Change Log

When What
April 3rd, 2015 Donated by Anh Tuan Nguyen


Studies who have been using the data (in any form) are required to include the following reference:

  author = {Nguyen, Anh Tuan and Nguyen, Hoan Anh and Nguyen, Tung Thanh and Nguyen, Tien N.},
  title = {Statistical Learning Approach for Mining API Usage Mappings for Code Migration},
  booktitle = {Proceedings of the 29th ACM/IEEE International Conference on Automated Software Engineering},
  series = {ASE '14},
  year = {2014},
  isbn = {978-1-4503-3013-8},
  location = {Vasteras, Sweden},
  pages = {457--468},
  numpages = {12},
  url = {http://doi.acm.org/10.1145/2642937.2643010},
  doi = {10.1145/2642937.2643010},
  acmid = {2643010},
  publisher = {ACM},
  address = {New York, NY, USA},
  keywords = {api mappings, api usages, code migration, statistical learning},

About the Data

Overview of Data

Manual migration of a large software project is a tedious, timeconsuming, and error-prone task. Toward reducing human effort in this task, there exist semi-automatic approaches and tools that help in language migration. Those tools/methods require users to define the migration rules/mappings between the corresponding Application Programming Interfaces (APIs) that are used in two languages. The existing tools/methods expect programmers to manually specify such API mappings. There is usually a large number of API mappings and many of them are newly introduced from time to time. Thus, existing tools can support only a subset of needed API mappings. As a result, the quality of the migrated code is reduced due to missing API mappings in such tools.

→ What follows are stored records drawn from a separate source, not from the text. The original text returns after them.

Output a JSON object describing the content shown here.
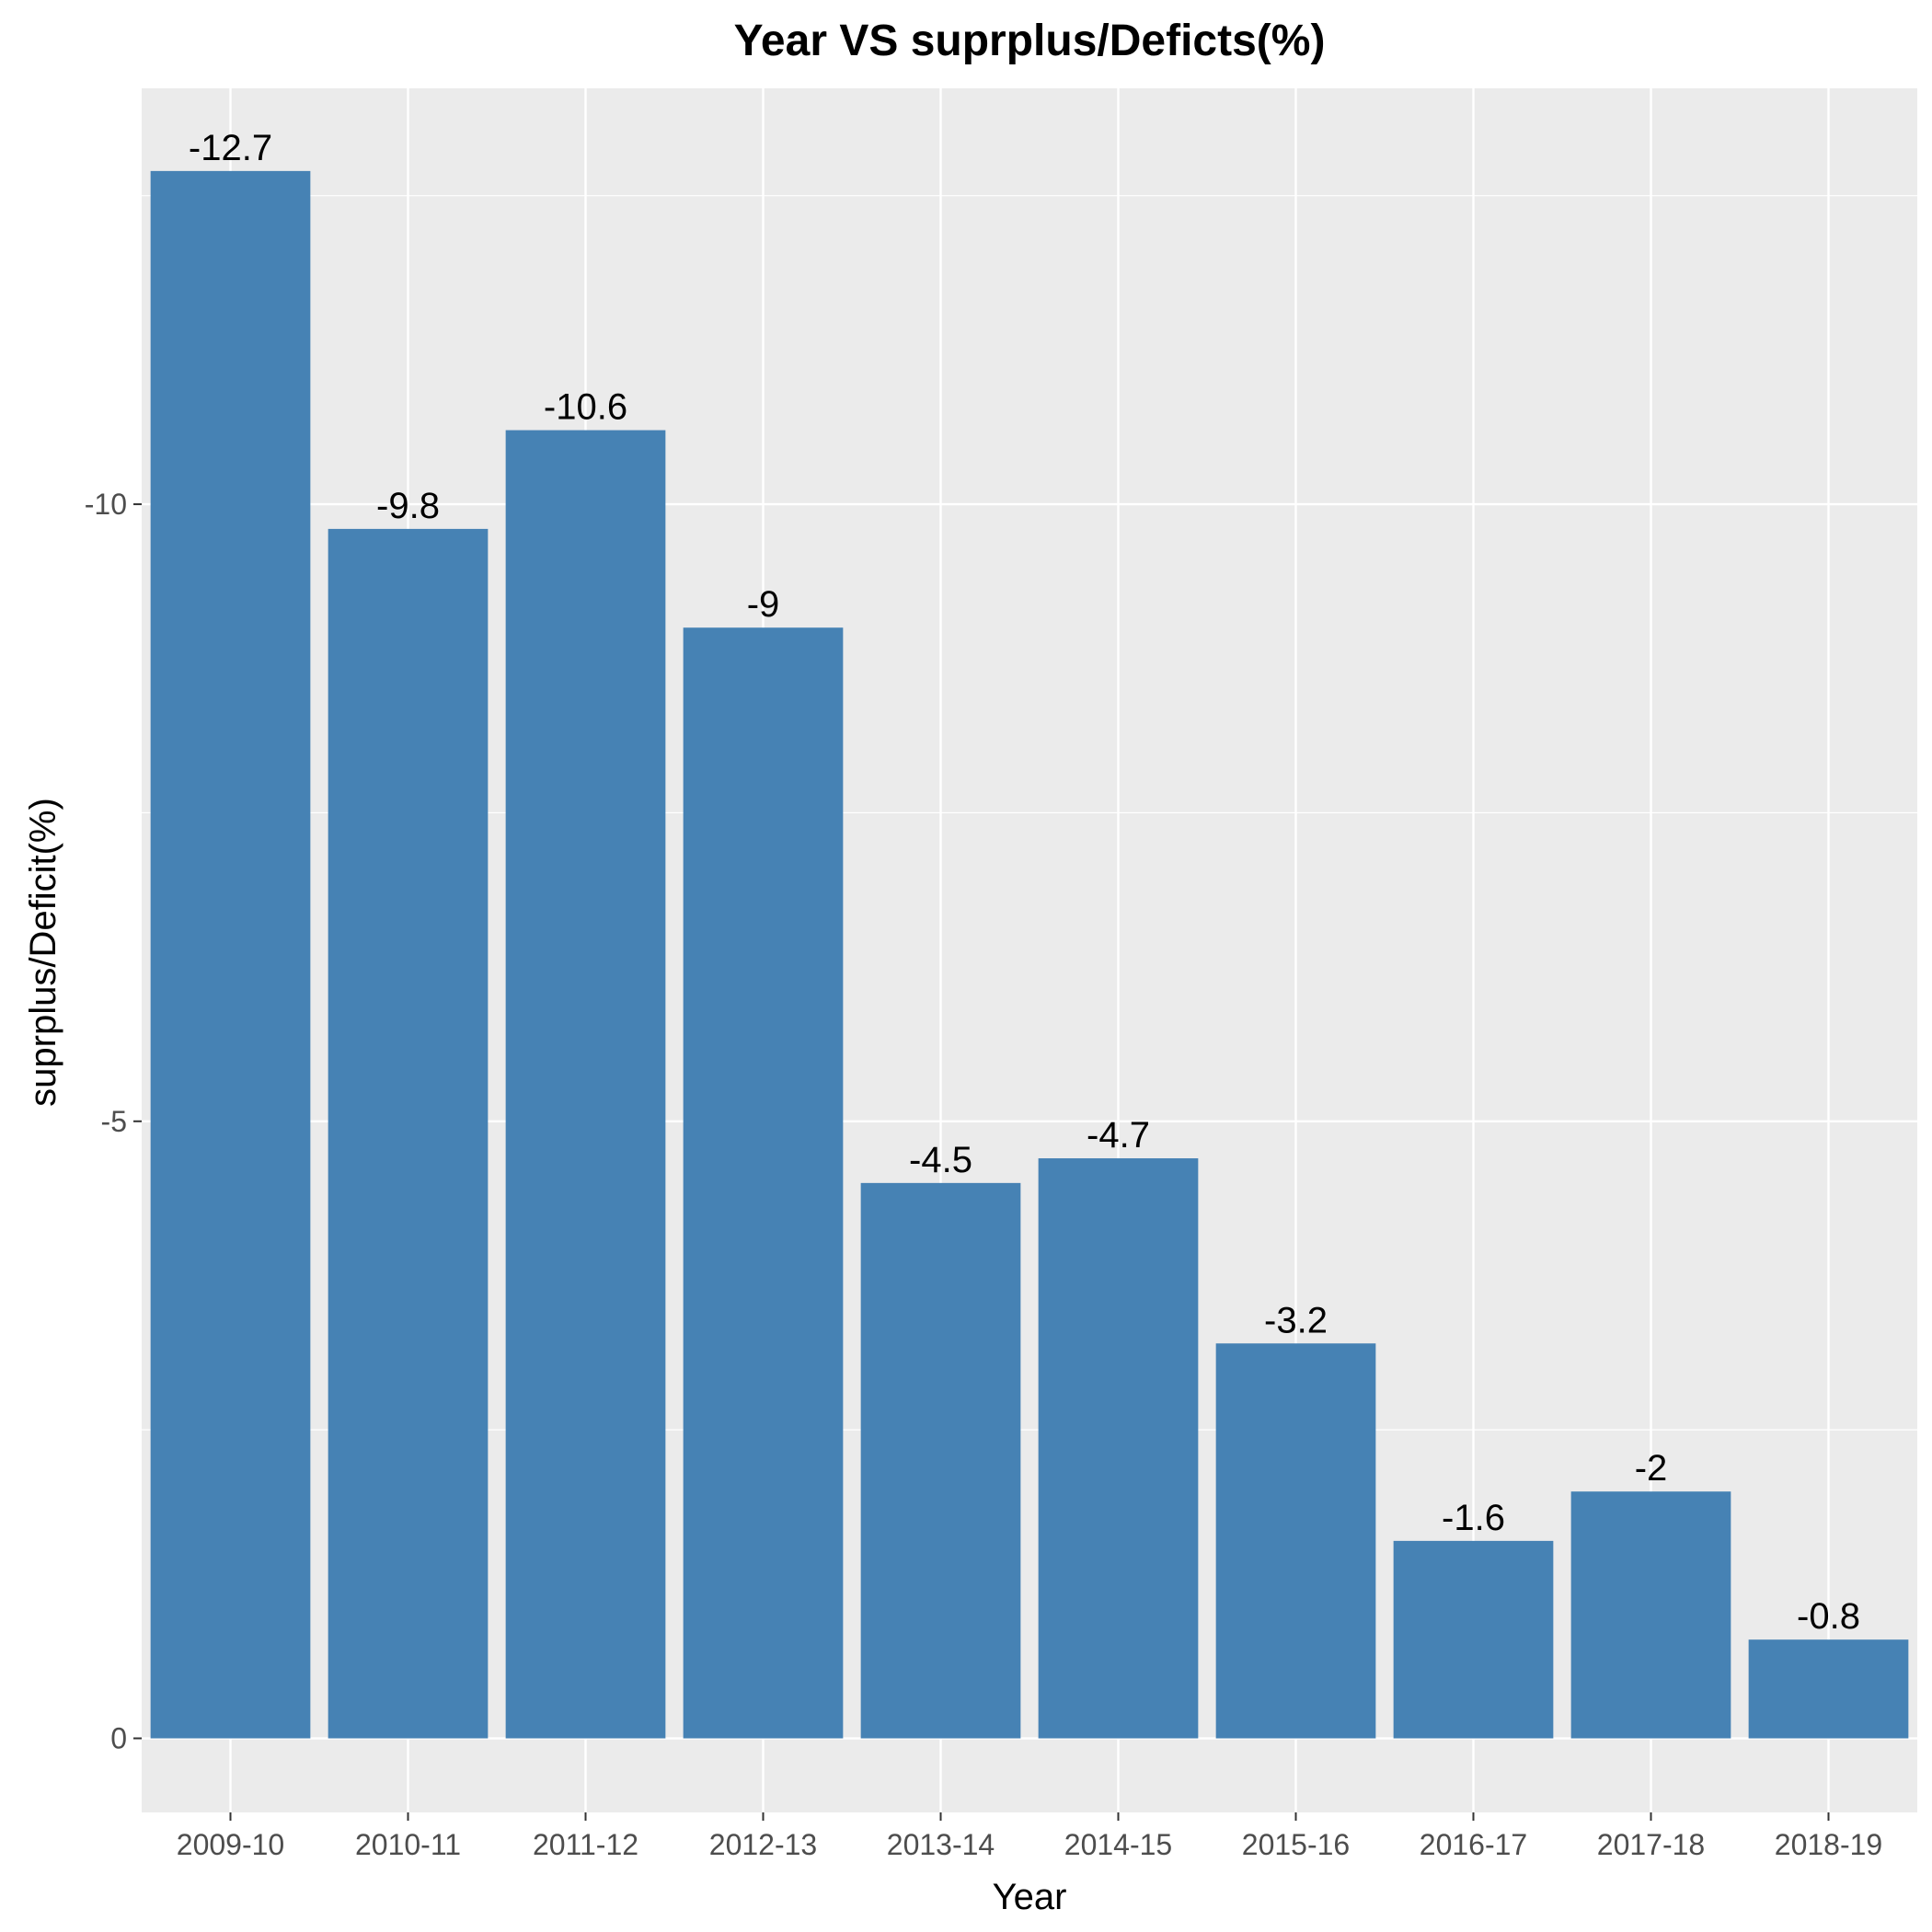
{
  "chart_data": {
    "type": "bar",
    "title": "Year VS  suprplus/Deficts(%)",
    "xlabel": "Year",
    "ylabel": "suprplus/Deficit(%)",
    "categories": [
      "2009-10",
      "2010-11",
      "2011-12",
      "2012-13",
      "2013-14",
      "2014-15",
      "2015-16",
      "2016-17",
      "2017-18",
      "2018-19"
    ],
    "values": [
      -12.7,
      -9.8,
      -10.6,
      -9,
      -4.5,
      -4.7,
      -3.2,
      -1.6,
      -2,
      -0.8
    ],
    "value_labels": [
      "-12.7",
      "-9.8",
      "-10.6",
      "-9",
      "-4.5",
      "-4.7",
      "-3.2",
      "-1.6",
      "-2",
      "-0.8"
    ],
    "y_ticks": [
      0,
      -5,
      -10
    ],
    "y_tick_labels": [
      "0",
      "-5",
      "-10"
    ],
    "y_axis_reversed": true,
    "ylim": [
      0.6,
      -13.37
    ],
    "bar_color": "#4682B4",
    "panel_background": "#EBEBEB",
    "grid": true,
    "legend": "none"
  }
}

To reduce manual effort in defining the rules of API mappings for language migration, there exist approaches that automatically mine such API mappings from the corpus of the libraries’ client code that already has two corresponding versions in two languages. They all share the principle that two corresponding APIs and the usages in two languages have textually similar names, and the calling structures and parameters are similar. That principle and those heuristics might not always hold because in general, a library in the target language could use a quite different framework and different names of APIs than the library in the source language. A method call in a library might be replaced by a field access or by multiple statements in the target API. Even when it is replaced by a method call, the set of parameters might be different. Existing mining approaches also focus only on mapping of API methods/ classes, rather than entire API usages.

To address those challenges, we propose StaMiner, a data-driven model that statistically learns the mappings between entire API usages from the corpus of the corresponding methods in the client code of the APIs in two languages. Instead of using the heuristics as in the above deterministic methods, StaMiner is a statistical model that learns from the mappings in such a corpus. Currently, we focus on the API mappings between Java and C#. For each method, it builds a Groum, a graph representation for the API usages in the method. StaMiner extracts from the method’s Groum the connected sub-groums representing the API usages with one or multiple objects. For each of those sub-groums, it extracts its usage symbols. Then, the sequences of usage symbols for all sub-groums are put together separated by commas to form a sequence, called the sentence for the method. The sequences for sub-groums are placed in the sentence in the order of appearances of the first object in the code. The sentence for the respective method in C# is similarly built. Then, all the pairs of sentences for the corresponding methods are used as the input for a symbol-to-symbol alignment algorithm using Expectation-Maximization (EM). After that, StaMiner extends the resulting symbol-to-symbol alignments to compute the alignments for the sequences of symbols in two languages. The aligned sequences of symbols with their scores represent the mappings of API usages. Finally, the aligned sequences of symbols with scores higher than a threshold are presented in either the sequence or graph form.

The contributions of our work include:

  1. StaMiner: a novel, statistical learning method for mining API usage mappings between two languages.StaMiner also maps entire API usages;

  2. A tool to mine API usage mappings in Java and C#;
  3. An empirical evaluation to show StaMiner’s accuracy in mining API usages and supporting language migration.

Paper abstract

The same software product nowadays could appear in multiple platforms and devices. To address business needs, software companies develop a software product in a programming language and then migrate it to another one. To support that process, semi-automatic migration tools have been proposed. However, they require users to manually define the mappings between the respective APIs of the libraries used in two languages. To reduce such manual effort, we introduce StaMiner, a novel data-driven approach that statistically learns the mappings between APIs from the corpus of the corresponding client code of the APIs in two languages Java and C#. Instead of using heuristics on the textual or structural similarity between APIs in two languages to map API methods and classes as in existing mining approaches, StaMiner is based on a statistical model that learns the mappings in such a corpus and provides mappings for APIs with all possible arities. Our empirical evaluation on several projects shows that StaMiner can detect API usage mappings with higher accuracy than a state-of-the-art approach. With the resulting API mappings mined by StaMiner, Java2CSharp, an existing migration tool, could achieve a higher level of accuracy.